Pranayama is the expansion of life force. It can be through different breathing techniques, exercises and through sun gazing. Fruits and raw food carry prana and we can direct our intake by our choices.
In the Yoga Sutras Patanjali defines it as the slowing down of the force behind inhalation, exhalation and the expansion of prana. So “the external or outward flow, the internal or inward flow and the absence of both during the transition between them (retention)…are regulated by place, time, and number, with breath becoming slow and subtle.”
Patanjali also says that it is through pranayama that we achieve the capability for true concentration (Dharana) the next step.
There are different techniques for specific effects. On a physical level Pranayama can purify and restore. we can use it to cleanse the system and clear the chakras; we can use right nostril breathing to give us a clear focused mind so we don’t need caffeine, or we can use left nostril breathing to make us calm, relaxed or ready for sleep. We can use it to strengthen different organs and to increase the all round vitality of the body.
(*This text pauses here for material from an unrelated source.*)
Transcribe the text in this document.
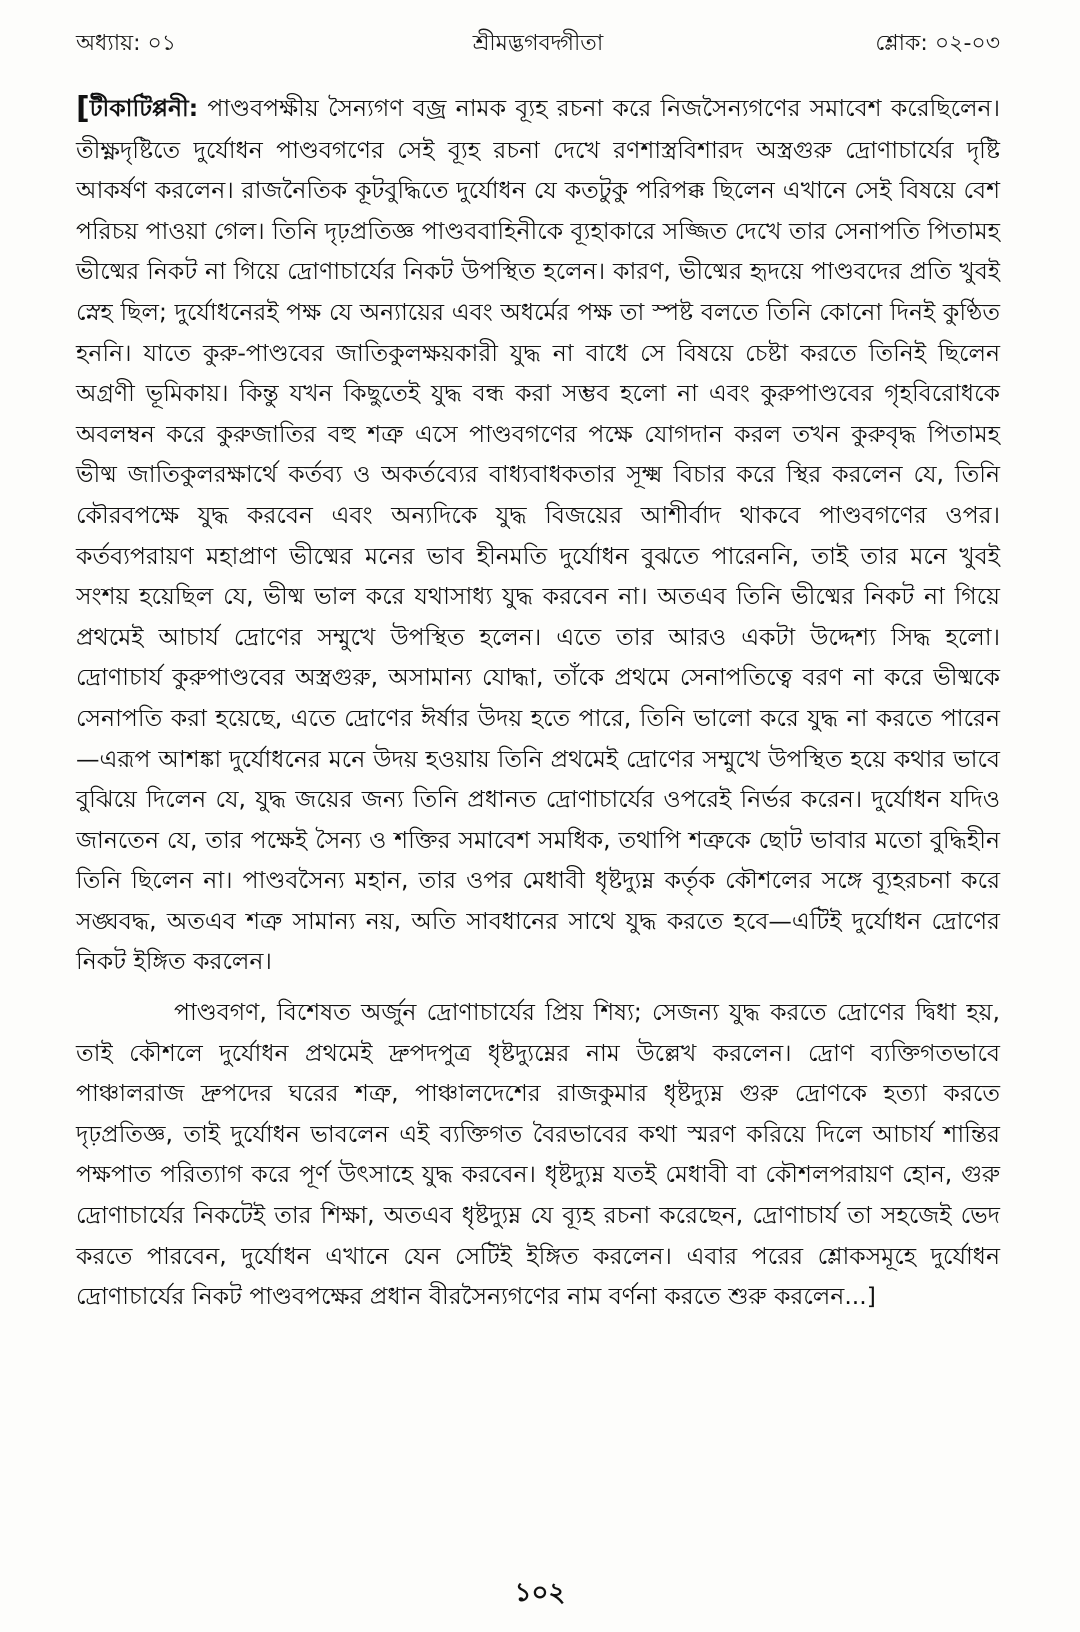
অধ্যায়: ০১	শ্রীমদ্ভগবদ্গীতা	শ্লোক: ০২-০৩

[টীকাটিপ্পনী: পাণ্ডবপক্ষীয় সৈন্যগণ বজ্র নামক ব্যূহ রচনা করে নিজসৈন্যগণের সমাবেশ করেছিলেন। তীক্ষ্ণদৃষ্টিতে দুর্যোধন পাণ্ডবগণের সেই ব্যূহ রচনা দেখে রণশাস্ত্রবিশারদ অস্ত্রগুরু দ্রোণাচার্যের দৃষ্টি আকর্ষণ করলেন। রাজনৈতিক কূটবুদ্ধিতে দুর্যোধন যে কতটুকু পরিপক্ক ছিলেন এখানে সেই বিষয়ে বেশ পরিচয় পাওয়া গেল। তিনি দৃঢ়প্রতিজ্ঞ পাণ্ডববাহিনীকে ব্যূহাকারে সজ্জিত দেখে তার সেনাপতি পিতামহ ভীষ্মের নিকট না গিয়ে দ্রোণাচার্যের নিকট উপস্থিত হলেন। কারণ, ভীষ্মের হৃদয়ে পাণ্ডবদের প্রতি খুবই স্নেহ ছিল; দুর্যোধনেরই পক্ষ যে অন্যায়ের এবং অধর্মের পক্ষ তা স্পষ্ট বলতে তিনি কোনো দিনই কুণ্ঠিত হননি। যাতে কুরু-পাণ্ডবের জাতিকুলক্ষয়কারী যুদ্ধ না বাধে সে বিষয়ে চেষ্টা করতে তিনিই ছিলেন অগ্রণী ভূমিকায়। কিন্তু যখন কিছুতেই যুদ্ধ বন্ধ করা সম্ভব হলো না এবং কুরুপাণ্ডবের গৃহবিরোধকে অবলম্বন করে কুরুজাতির বহু শত্রু এসে পাণ্ডবগণের পক্ষে যোগদান করল তখন কুরুবৃদ্ধ পিতামহ ভীষ্ম জাতিকুলরক্ষার্থে কর্তব্য ও অকর্তব্যের বাধ্যবাধকতার সূক্ষ্ম বিচার করে স্থির করলেন যে, তিনি কৌরবপক্ষে যুদ্ধ করবেন এবং অন্যদিকে যুদ্ধ বিজয়ের আশীর্বাদ থাকবে পাণ্ডবগণের ওপর। কর্তব্যপরায়ণ মহাপ্রাণ ভীষ্মের মনের ভাব হীনমতি দুর্যোধন বুঝতে পারেননি, তাই তার মনে খুবই সংশয় হয়েছিল যে, ভীষ্ম ভাল করে যথাসাধ্য যুদ্ধ করবেন না। অতএব তিনি ভীষ্মের নিকট না গিয়ে প্রথমেই আচার্য দ্রোণের সম্মুখে উপস্থিত হলেন। এতে তার আরও একটা উদ্দেশ্য সিদ্ধ হলো। দ্রোণাচার্য কুরুপাণ্ডবের অস্ত্রগুরু, অসামান্য যোদ্ধা, তাঁকে প্রথমে সেনাপতিত্বে বরণ না করে ভীষ্মকে সেনাপতি করা হয়েছে, এতে দ্রোণের ঈর্ষার উদয় হতে পারে, তিনি ভালো করে যুদ্ধ না করতে পারেন—এরূপ আশঙ্কা দুর্যোধনের মনে উদয় হওয়ায় তিনি প্রথমেই দ্রোণের সম্মুখে উপস্থিত হয়ে কথার ভাবে বুঝিয়ে দিলেন যে, যুদ্ধ জয়ের জন্য তিনি প্রধানত দ্রোণাচার্যের ওপরেই নির্ভর করেন। দুর্যোধন যদিও জানতেন যে, তার পক্ষেই সৈন্য ও শক্তির সমাবেশ সমধিক, তথাপি শত্রুকে ছোট ভাবার মতো বুদ্ধিহীন তিনি ছিলেন না। পাণ্ডবসৈন্য মহান, তার ওপর মেধাবী ধৃষ্টদ্যুম্ন কর্তৃক কৌশলের সঙ্গে ব্যূহরচনা করে সঙ্ঘবদ্ধ, অতএব শত্রু সামান্য নয়, অতি সাবধানের সাথে যুদ্ধ করতে হবে—এটিই দুর্যোধন দ্রোণের নিকট ইঙ্গিত করলেন।

পাণ্ডবগণ, বিশেষত অর্জুন দ্রোণাচার্যের প্রিয় শিষ্য; সেজন্য যুদ্ধ করতে দ্রোণের দ্বিধা হয়, তাই কৌশলে দুর্যোধন প্রথমেই দ্রুপদপুত্র ধৃষ্টদ্যুম্নের নাম উল্লেখ করলেন। দ্রোণ ব্যক্তিগতভাবে পাঞ্চালরাজ দ্রুপদের ঘরের শত্রু, পাঞ্চালদেশের রাজকুমার ধৃষ্টদ্যুম্ন গুরু দ্রোণকে হত্যা করতে দৃঢ়প্রতিজ্ঞ, তাই দুর্যোধন ভাবলেন এই ব্যক্তিগত বৈরভাবের কথা স্মরণ করিয়ে দিলে আচার্য শান্তির পক্ষপাত পরিত্যাগ করে পূর্ণ উৎসাহে যুদ্ধ করবেন। ধৃষ্টদ্যুম্ন যতই মেধাবী বা কৌশলপরায়ণ হোন, গুরু দ্রোণাচার্যের নিকটেই তার শিক্ষা, অতএব ধৃষ্টদ্যুম্ন যে ব্যূহ রচনা করেছেন, দ্রোণাচার্য তা সহজেই ভেদ করতে পারবেন, দুর্যোধন এখানে যেন সেটিই ইঙ্গিত করলেন। এবার পরের শ্লোকসমূহে দুর্যোধন দ্রোণাচার্যের নিকট পাণ্ডবপক্ষের প্রধান বীরসৈন্যগণের নাম বর্ণনা করতে শুরু করলেন...]

১০২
Psychologically Pranayama can make us feel grounded and elevated, combined with mantra it can give us a strong sense of self, it can purify and restore the mind and open the heart. Through the practice pranayama can be directed anywhere around the body for restoration and strength.
To test this out I practiced full yogic breath and full yogic breath with inhale retention for 30 minutes a day over one week. My shoulders felt more open, I was more stable emotionally and sure of my ground. Mentally there was more clarity.
I practiced Nadi Sodhana, and equal ratios (square breath) for 30 minutes a day over a week. I felt balanced, my energy levels were more even, I had more of a neutral mind. I was alert and able to experience more intense feelings without being thrown off course.
Pranayama is a powerful and beautiful technique. Gauge your own practice with awareness.